The idea behind The Hit is in itself fascinating. The original idea for the book was formed by a group of A-level Philosophy students and their tutors before being taken forward by Chicken House publisher, Barry Cunningham. Due to the subject matter of the book, and it's somewhat unusual birth, Cunningham approached the author he knew wouldn't mind working a bit differently and who wouldn't mind dealing with the controversial idea at the centre of the book - Burgess.

Told in a dual narrative by teens Adam and Lizzie The Hit is set in a near future where Manchester is on the brink of revolt and their is talk of revolution in the air. Revolution and anarchy is being fuelled by a new drug that is flooding the streets - 'Death', a euthanasia drug that gives you the best week of your life - before killing you.

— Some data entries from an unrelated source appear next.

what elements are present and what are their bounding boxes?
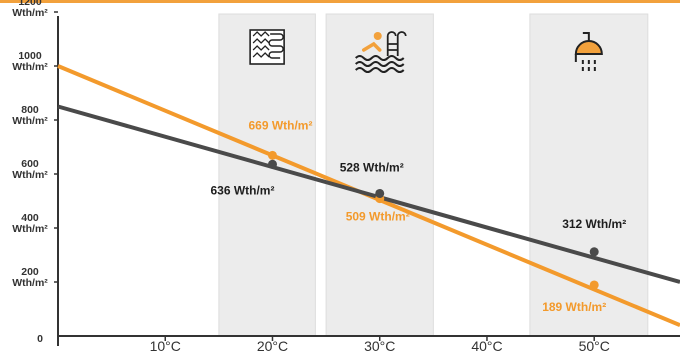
icon-part xyxy=(252,52,270,58)
x-tick-label: 50°C xyxy=(579,338,610,352)
icon-part xyxy=(386,31,407,56)
y-tick-label-line: Wth/m² xyxy=(12,169,48,181)
y-tick-label-line: 800 xyxy=(21,104,39,116)
icons-layer xyxy=(249,29,603,73)
y-tick-label-line: 1200 xyxy=(18,0,42,8)
data-point xyxy=(267,150,277,160)
icon-part xyxy=(581,67,584,71)
icon-part xyxy=(373,32,382,40)
top-accent-bar xyxy=(0,0,680,3)
band-2 xyxy=(325,13,434,337)
y-tick-label-line: Wth/m² xyxy=(12,115,48,127)
y-tick-label: 800 Wth/m² xyxy=(12,104,48,127)
icon-part xyxy=(593,60,596,64)
icon-part xyxy=(268,33,284,59)
floor-heating-icon xyxy=(249,29,285,65)
y-tick-label-line: 600 xyxy=(21,158,39,170)
y-tick-label-line: 400 xyxy=(21,212,39,224)
icon-part xyxy=(593,67,596,71)
icon-part xyxy=(574,40,603,55)
icon-part xyxy=(252,31,270,37)
y-tick-label: 200 Wth/m² xyxy=(12,266,48,289)
y-tick-label-line: 200 xyxy=(21,266,39,278)
data-label: 528 Wth/m² xyxy=(340,160,404,174)
series-points-layer xyxy=(267,150,599,290)
y-tick-label: 0 xyxy=(37,333,43,345)
y-tick-label-line: Wth/m² xyxy=(12,277,48,289)
x-tick-label: 30°C xyxy=(364,338,395,352)
y-tick-label-line: Wth/m² xyxy=(12,61,48,73)
data-label: 636 Wth/m² xyxy=(210,183,274,197)
data-labels-layer: 669 Wth/m² 509 Wth/m² 189 Wth/m² 636 Wth/m²… xyxy=(210,118,626,314)
y-tick-label: 1200 Wth/m² xyxy=(12,0,48,19)
icon-part xyxy=(252,38,270,44)
y-tick-label-line: 1000 xyxy=(18,50,42,62)
icon-part xyxy=(355,61,405,67)
swimming-pool-icon xyxy=(355,31,407,73)
series-lines-layer xyxy=(57,64,680,328)
icon-part xyxy=(355,55,405,61)
icon-part xyxy=(252,45,270,51)
icon-part xyxy=(361,41,382,52)
data-point xyxy=(267,159,277,169)
x-tick-label: 10°C xyxy=(150,338,181,352)
shower-icon xyxy=(574,32,603,71)
y-tick-label: 400 Wth/m² xyxy=(12,212,48,235)
data-point xyxy=(589,247,599,257)
data-label: 312 Wth/m² xyxy=(562,217,626,231)
series-line-2 xyxy=(57,104,680,284)
icon-part xyxy=(587,67,590,71)
data-label: 189 Wth/m² xyxy=(542,300,606,314)
icon-part xyxy=(582,32,590,41)
y-tick-label: 1000 Wth/m² xyxy=(12,50,48,73)
x-tick-label: 40°C xyxy=(471,338,502,352)
y-tick-label: 600 Wth/m² xyxy=(12,158,48,181)
data-point xyxy=(375,188,385,198)
x-tick-label: 20°C xyxy=(257,338,288,352)
y-tick-label-line: Wth/m² xyxy=(12,7,48,19)
icon-part xyxy=(581,60,584,64)
icon-part xyxy=(587,60,590,64)
data-label: 509 Wth/m² xyxy=(346,210,410,224)
icon-part xyxy=(355,67,405,73)
data-label: 669 Wth/m² xyxy=(248,118,312,132)
data-point xyxy=(589,280,599,290)
y-tick-label-line: Wth/m² xyxy=(12,223,48,235)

Looking for an easy way out from his self proclaimed 'rubbish life' and still trying to come to terms with the death of his brother Adam succumbs to the lure of 'Death'. However despite an initial euphoric rush Adam soon realises that life may indeed be better then death.

The whole concept of 'Death' is exceptionally clever and is an amazingly powerful 'hook' into the novel. Once the reader is 'hooked' Burgess takes them on a relentless, adrenalin fuelled adventure through the streets and industrial wastelands of Manchester. As we move between Adam and Lizzie's story we see the effect their actions have on each other and the story at large.